Perguntaram a Ruy Castro de que mais
gostava em Portugal, e como sua resposta coincide com a minha, veio-me à
lembrança antiga experiência vivida em Lisboa, em companhia de meu pai.
Ruy
responde:
"A delicadeza da língua. É algo que
um brasileiro percebe aqui a todo momento. Um jeito poético de nomear as coisas
— uma delicadeza que veio do passado. Está nos nomes dos objetos, dos
materiais, dos alimentos, das cidades e, principalmente, das ruas.
Como as ruas em homenagem
aos titulares de tantas profissões: rua dos Arameiros, dos Sapadores, dos
Fanqueiros, dos Douradores, dos Correeiros, dos Ladares, dos Sapateiros, dos
Actores, dos Bacalhoeiros. Ou as ruas da Esperança, das Farinhas, do
Terreirinho e, mais famosas, a das Flores, a do Ouro e a da Prata. E a do Sol
ao Rato? E a do Poço dos Negros? E a das Janelas Verdes?”
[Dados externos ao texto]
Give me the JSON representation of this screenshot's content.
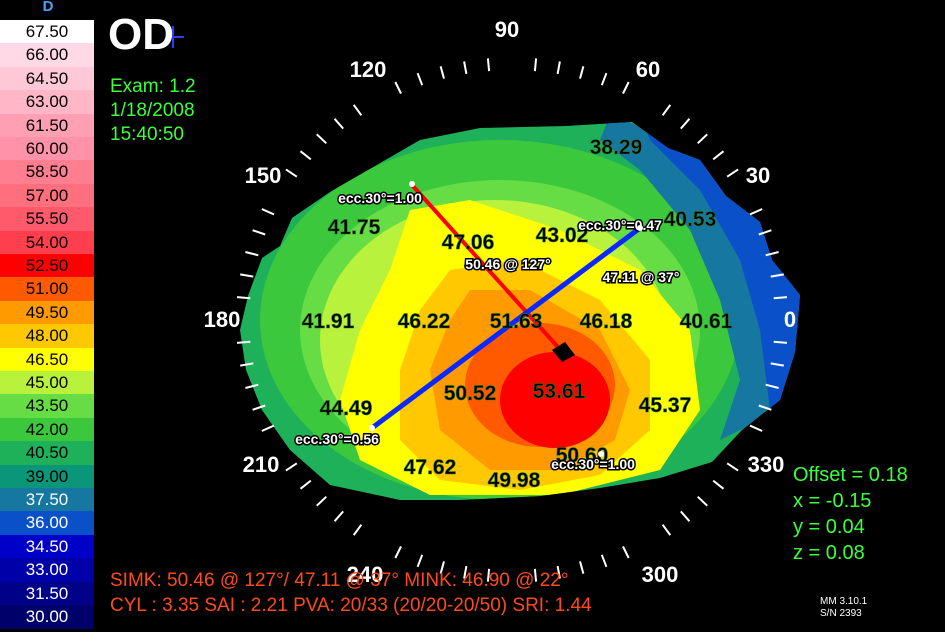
{
  "scale": {
    "letter": "D",
    "values": [
      "67.50",
      "66.00",
      "64.50",
      "63.00",
      "61.50",
      "60.00",
      "58.50",
      "57.00",
      "55.50",
      "54.00",
      "52.50",
      "51.00",
      "49.50",
      "48.00",
      "46.50",
      "45.00",
      "43.50",
      "42.00",
      "40.50",
      "39.00",
      "37.50",
      "36.00",
      "34.50",
      "33.00",
      "31.50",
      "30.00"
    ],
    "colors": [
      "#ffffff",
      "#ffd9e6",
      "#ffc8d7",
      "#ffb7c7",
      "#ff9fb3",
      "#ff92a8",
      "#ff7f90",
      "#ff6f7d",
      "#ff5a6b",
      "#ff3f4e",
      "#ff0000",
      "#ff5a00",
      "#ff9a00",
      "#ffc800",
      "#ffff00",
      "#b8f23c",
      "#66dd44",
      "#3cc83c",
      "#1fb05a",
      "#0a9678",
      "#1678a0",
      "#0a50c8",
      "#0000c8",
      "#0000a8",
      "#000088",
      "#00006a"
    ]
  },
  "eye": "OD",
  "exam": {
    "exam_label": "Exam: 1.2",
    "date": "1/18/2008",
    "time": "15:40:50"
  },
  "angles": {
    "a90": "90",
    "a60": "60",
    "a120": "120",
    "a30": "30",
    "a150": "150",
    "a0": "0",
    "a180": "180",
    "a330": "330",
    "a210": "210",
    "a240": "240",
    "a300": "300"
  },
  "map_values": {
    "v3829": "38.29",
    "v4175": "41.75",
    "v4706": "47.06",
    "v4302": "43.02",
    "v4053": "40.53",
    "v4191": "41.91",
    "v4622": "46.22",
    "v5163": "51.63",
    "v4618": "46.18",
    "v4061": "40.61",
    "v4449": "44.49",
    "v5052": "50.52",
    "v5361": "53.61",
    "v4537": "45.37",
    "v4762": "47.62",
    "v4998": "49.98",
    "v5060": "50.60"
  },
  "annotations": {
    "ecc_top_left": "ecc.30°=1.00",
    "ecc_top_right": "ecc.30°=0.47",
    "ecc_bottom_left": "ecc.30°=0.56",
    "ecc_bottom_right": "ecc.30°=1.00",
    "axis_steep": "50.46 @ 127°",
    "axis_flat": "47.11 @ 37°"
  },
  "offset": {
    "offset": "Offset = 0.18",
    "x": "x = -0.15",
    "y": "y = 0.04",
    "z": "z = 0.08"
  },
  "summary": {
    "line1": "SIMK: 50.46 @ 127°/ 47.11 @ 37°   MINK: 46.90 @ 22°",
    "line2": "CYL : 3.35 SAI : 2.21 PVA: 20/33 (20/20-20/50) SRI: 1.44"
  },
  "version": {
    "mm": "MM 3.10.1",
    "sn": "S/N 2393"
  }
}
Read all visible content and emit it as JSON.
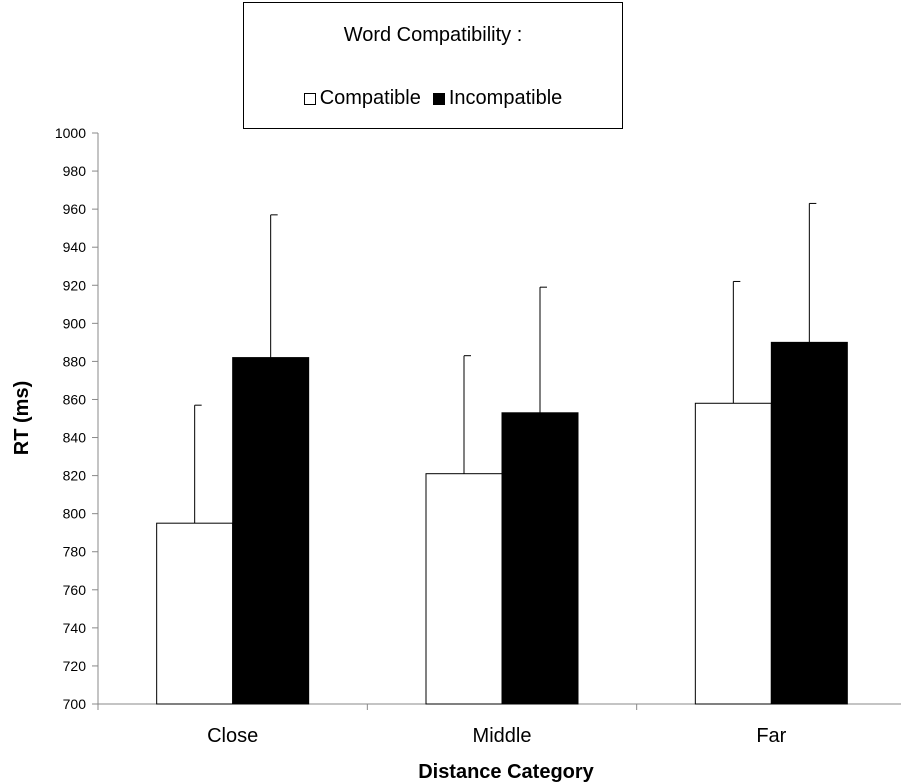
{
  "chart_data": {
    "type": "bar",
    "title": "",
    "xlabel": "Distance Category",
    "ylabel": "RT (ms)",
    "ylim": [
      700,
      1000
    ],
    "yticks": [
      700,
      720,
      740,
      760,
      780,
      800,
      820,
      840,
      860,
      880,
      900,
      920,
      940,
      960,
      980,
      1000
    ],
    "categories": [
      "Close",
      "Middle",
      "Far"
    ],
    "legend": {
      "title": "Word Compatibility :",
      "placement": "top-center"
    },
    "series": [
      {
        "name": "Compatible",
        "color": "#ffffff",
        "values": [
          795,
          821,
          858
        ],
        "error": [
          62,
          62,
          64
        ]
      },
      {
        "name": "Incompatible",
        "color": "#000000",
        "values": [
          882,
          853,
          890
        ],
        "error": [
          75,
          66,
          73
        ]
      }
    ],
    "grid": false
  }
}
Fomos a Lisboa com meu pai. Ele já conhecia
Portugal e adorava o país, principalmente pela “facilidade da língua”, dizia
ele, sempre bem humorado. Observava tudo com entusiasmo, contando e recontando
os mesmos acontecimentos, como aquele em que perguntou a um gajo como chegar ao
Mosteiro dos Jerônimos, e ouviu a exata resposta, Tomas este bonde e ao chegar
ao ponto final, é lá, o Mosteiro dos Jerônimos.
Meu pai, nada exigente, ao
longo de toda a viagem fazia apenas um pedido, que fôssemos comer um bacalhau
na Rua dos Bacalhoeiros! Lá fomos nós, e não foi difícil encontrar o “famoso”
logradouro, rua estreita, singela, ladeada por casas comerciais decadentes,
pouca freguesia. Enfim, chegamos ao pobre restaurante.
O aspecto não era de
muito asseio, as pequenas mesas recobertas por toalhas de plástico desgastadas
pelo uso, pratos e talheres rústicos, copos de água para servir o vinho.
Sentamos, pedimos uma garrafa de vinho verde, que ao ser aberto, revelou-se completamente
estragado. O dono da casa que nos servia trouxe outra garrafa, agora em
perfeito estado.
Pedimos o bacalhau – só
havia uma escolha, assado, com batatas.
Enquanto esperávamos a
comida, de repente um estrondo! Aguaceiro escorrendo, a impressão de que uma barragem havia se rompido e que o restaurante seria inundado, melhor dizendo, submerso, em poucos minutos. Era o barulho da descarga do pequeno banheiro,
bem próximo de nossa mesa. Assustamos, mas o proprietário logo nos acalmou:
– Não é nada, apenas o autoclismo.
Respiramos aliviados, até que chegou o
bacalhau. No céu não haverá melhor!
Esta crônica está tão saborosa que se pode sentir o cheiro do vinho e o gosto do bacalhau. Um dia vou lá, repetir a façanha!